Reformed Reflections

Understanding Khomeini and Music 

 

Mushadid Hussain, a Pakistani political writer and currently (1980) director of the Islamic Press Union, charges the Western press with prejudice and narrow nationalistic considerations of Third World events. He cites Ayatollah Khomeini's treatment by the Western press as a classical example of biased reporting. The Western press has, ever since the beginning of the Iranian revolution, portrayed Ayatollah Khomeini as a sort of diabolical "maniac," bent on turning the clock back to Medieval times. 

Khomeini is not irrational in either his faith or practice. He is learned in the way of Shari'a (Islamic law). As a Shiite mystic he believes that God tells him directly how to apply the Koran and the Shari'a. So the only just state for himself is one ruled by Islamic theologians, who alone can be trusted to interpret God's commands correctly. Within this context we must understand the stream of elemiehs (directives) that come from Qum (Iran's holy city) concerned with imposing a strict Islamic way of life for all Iranians. Since Shiism has always emphasized martyrdom as a keystone of the faith, many Iranians are receptive to Khomeini's speech about what a "joy" and "honour" it would be to die in a war with the U.S. 

Khomeini wants to have Iran shaped in "the image of Mohammed." To achieve this goal he named a seven-member commission to define "the future cultural policies of the country." The appointment of this committee launched a program that seeks nothing less than a complete revision of values in Iran.

 Khomeini denounces Western civilization, root-and-branch, and often makes mention of "music," a seemingly strange reference. Obviously he is not referring to Bach and Beethoven. In an interview with the Italian journalist, Oriana Fallaci, he said that marches were accepted, but other Western music ''dulls the mind, because it involves pleasure and ecstacy, similar to drugs.'' Fallaci asked: ''Even the music of Bach, Beethoven, Verdi?" Khomeini replied: ''I do not know these names." 

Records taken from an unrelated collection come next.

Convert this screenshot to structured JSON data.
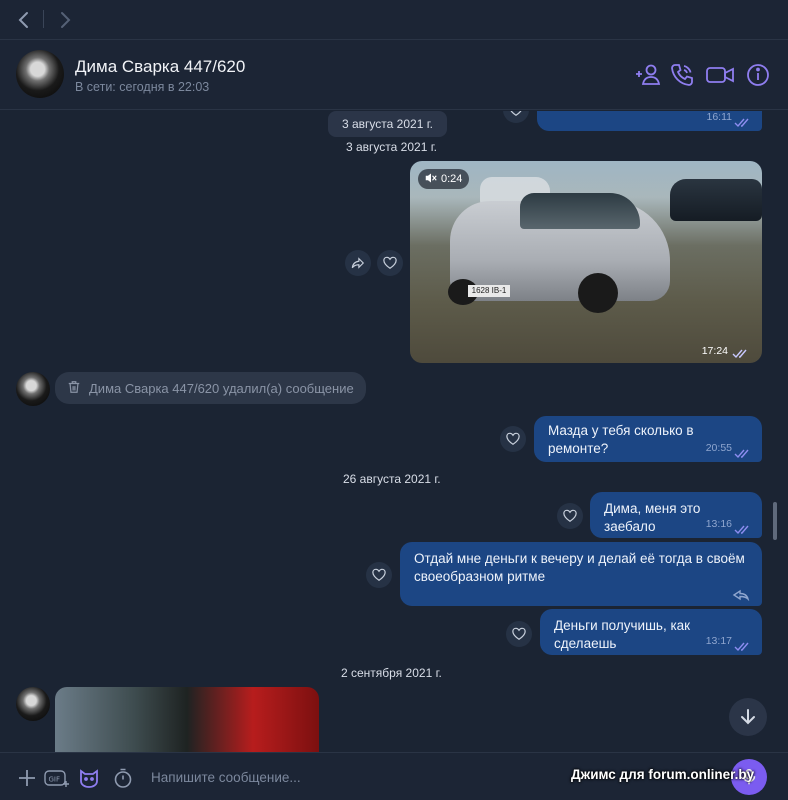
{
  "contact": {
    "name": "Дима Сварка 447/620",
    "status": "В сети: сегодня в 22:03"
  },
  "messages": {
    "top_time": "16:11",
    "date_pill": "3 августа 2021 г.",
    "date_1": "3 августа 2021 г.",
    "video_duration": "0:24",
    "video_time": "17:24",
    "plate_text": "1628 IB-1",
    "deleted_text": "Дима Сварка 447/620 удалил(а) сообщение",
    "m1_text": "Мазда у тебя сколько в ремонте?",
    "m1_time": "20:55",
    "date_2": "26 августа 2021 г.",
    "m2_text": "Дима, меня это заебало",
    "m2_time": "13:16",
    "m3_text": "Отдай мне деньги к вечеру и делай её тогда в своём своеобразном ритме",
    "m4_text": "Деньги получишь, как сделаешь",
    "m4_time": "13:17",
    "date_3": "2 сентября 2021 г."
  },
  "composer": {
    "placeholder": "Напишите сообщение..."
  },
  "watermark": "Джимс для forum.onliner.by",
  "colors": {
    "background": "#1b2433",
    "outgoing_bubble": "#1c4684",
    "accent": "#7b5cf0"
  }
}
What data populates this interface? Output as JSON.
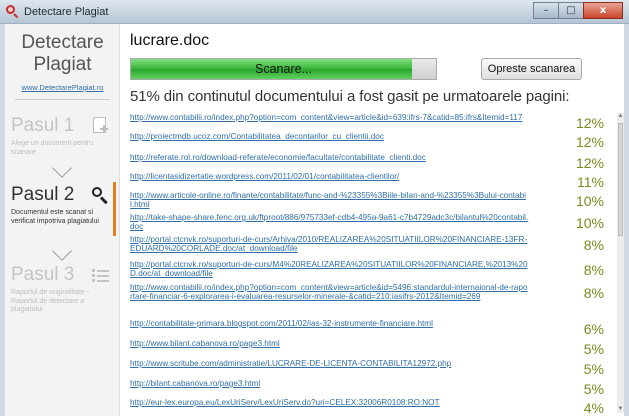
{
  "window": {
    "title": "Detectare Plagiat",
    "min": "–",
    "max": "□",
    "close": "x"
  },
  "sidebar": {
    "brand_title": "Detectare Plagiat",
    "brand_link": "www.DetectarePlagiat.ro",
    "steps": [
      {
        "title": "Pasul 1",
        "desc": "Alege un document pentru scanare",
        "icon": "add-document-icon",
        "state": "inactive"
      },
      {
        "title": "Pasul 2",
        "desc": "Documentul este scanat si verificat impotriva plagiatului",
        "icon": "magnifier-icon",
        "state": "active"
      },
      {
        "title": "Pasul 3",
        "desc": "Raportul de originalitate - Raportul de detectare a plagiatului",
        "icon": "list-icon",
        "state": "inactive"
      }
    ]
  },
  "main": {
    "file_name": "lucrare.doc",
    "progress_label": "Scanare...",
    "progress_value": 0.92,
    "stop_button": "Opreste scanarea",
    "summary": "51% din continutul documentului a fost gasit pe urmatoarele pagini:"
  },
  "results": [
    {
      "url": "http://www.contabilii.ro/index.php?option=com_content&view=article&id=639:ifrs-7&catid=85:ifrs&Itemid=117",
      "pct": "12%"
    },
    {
      "url": "http://proiectmdb.ucoz.com/Contabilitatea_decontarilor_cu_clientii.doc",
      "pct": "12%"
    },
    {
      "url": "http://referate.rol.ro/download-referate/economie/facultate/contabilitate_clienti.doc",
      "pct": "12%"
    },
    {
      "url": "http://licentasidizertatie.wordpress.com/2011/02/01/contabilitatea-clientilor/",
      "pct": "11%"
    },
    {
      "url": "http://www.articole-online.ro/finante/contabilitate/func-and-%23355%3Biile-bilan-and-%23355%3Bului-contabil.html",
      "pct": "10%"
    },
    {
      "url": "http://take-shape-share.fenc.org.uk/ftproot/886/975733ef-cdb4-495a-9a61-c7b4729adc3c/bilantul%20contabil.doc",
      "pct": "10%"
    },
    {
      "url": "http://portal.ctcnvk.ro/suporturi-de-curs/Arhiva/2010/REALIZAREA%20SITUATIILOR%20FINANCIARE-13FR-EDUARD%20CORLADE.doc/at_download/file",
      "pct": "8%"
    },
    {
      "url": "http://portal.ctcnvk.ro/suporturi-de-curs/M4%20REALIZAREA%20SITUATIILOR%20FINANCIARE,%2013%20D.doc/at_download/file",
      "pct": "8%"
    },
    {
      "url": "http://www.contabilii.ro/index.php?option=com_content&view=article&id=5496:standardul-internaional-de-raportare-financiar-6-explorarea-i-evaluarea-resurselor-minerale-&catid=210:iasifrs-2012&Itemid=269",
      "pct": "8%"
    },
    {
      "url": "http://contabilitate-primara.blogspot.com/2011/02/ias-32-instrumente-financiare.html",
      "pct": "6%"
    },
    {
      "url": "http://www.bilant.cabanova.ro/page3.html",
      "pct": "5%"
    },
    {
      "url": "http://www.scritube.com/administratie/LUCRARE-DE-LICENTA-CONTABILITA12972.php",
      "pct": "5%"
    },
    {
      "url": "http://bilant.cabanova.ro/page3.html",
      "pct": "5%"
    },
    {
      "url": "http://eur-lex.europa.eu/LexUriServ/LexUriServ.do?uri=CELEX:32006R0108:RO:NOT",
      "pct": "4%"
    }
  ]
}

In Tehran, mullahs (Muslim religious teachers) have taken their "campaign against sin" right into the shops selling music cassettes. Are they against modern technology? They know the power of cassettes. During the Shah's reign, cassette recordings of Khomeini's revolutionary speeches sold like the proverbial "hotcakes" in bazaars and were played in crowded mosques throughout the country. So cassettes were used to beat the Shah's censorship of the press and radio. 

The music Khomeini so often denounces is the pop music which has literally become a universal phenomenon, thanks to the Western and Japanese technological products, the cheap transistor radio and cassette tape recorder. Why is the Ayatollah's wrath aroused by pop music? He is opposed to the lyrics. He sees these songs as undermining Islamic lifestyle. The pop and rock groups are viewed as the true revolutionaries of our times. For what these songs say is that two young people should choose each other, if necessary defying the family.

In eastern societies; two families and not two individuals are involved in the choice of a marriage partner. Individual choice would undermine the family structure and lead to the destruction of a traditional society based on interlocking families. And Islamic leaders are horrified by artists such as John Lydon of punk rock music fame. He even shocked parents of Western teenagers with songs like Anarchy in the U.K. and Belsen was a Gas and his band the Sex Pistols. In an interview, Lydon said: "I can't be bothered to answer any questions. I'm tired of the past and even the future's beginning to be repetitive. I really don't know what to say. I talk crap all of the time. I'm a liar, a hypocrite and a bastard. I shouldn't be tolerated. I'm really surprised at people's gullibility.''

Islamic leaders are concerned not just about the pop music. They believe that, when impressionable young people listen to it constantly, it will affect their attitudes in social behaviour. They think of such possibilities as drugs, "doing one's own thing," pornographic magazines, secularism and eventually the dismantling of Islamic values. So music has become a symbol of the onslaught of Western U.S., decadent, secular and materialistic culture. 

Are Islamic leaders not making too much of something youngsters listen to on the radio? Whatever you may think about the political conditions in Iran, the Muslim leaders have reason to denounce "music." Christians should also be far more concerned about it than they are now. Pop music is a reflection of the sad spiritual shape of our Western society. 

Already a decade ago, the late Dr. H. Rookmaker wrote about this revolutionary impact of pop music upon our culture. He said in Modern Art and the Death of a Culture: "Western culture, as built since the Renaissance and the Reformation, slowly undermined since the Enlightenment, is still there, but as a tottering ruin; while the new culture is coming in. The new emerging art forms are still full of the battle-cry, and make up the revolution in which we are living. The new culture is only slowly evolving. But its shape is already seen." 

And he warned about pop music: "... in dismissing some of the exponents of the form we cannot afford to dismiss the message, which is heard by millions, often at a subliminal level and therefore unconsciously brainwashing, from pop radio stations all over the world. We cannot simply stop it, nor is it wise to close our ears. We have to cope with it, and, at least, to understand its message."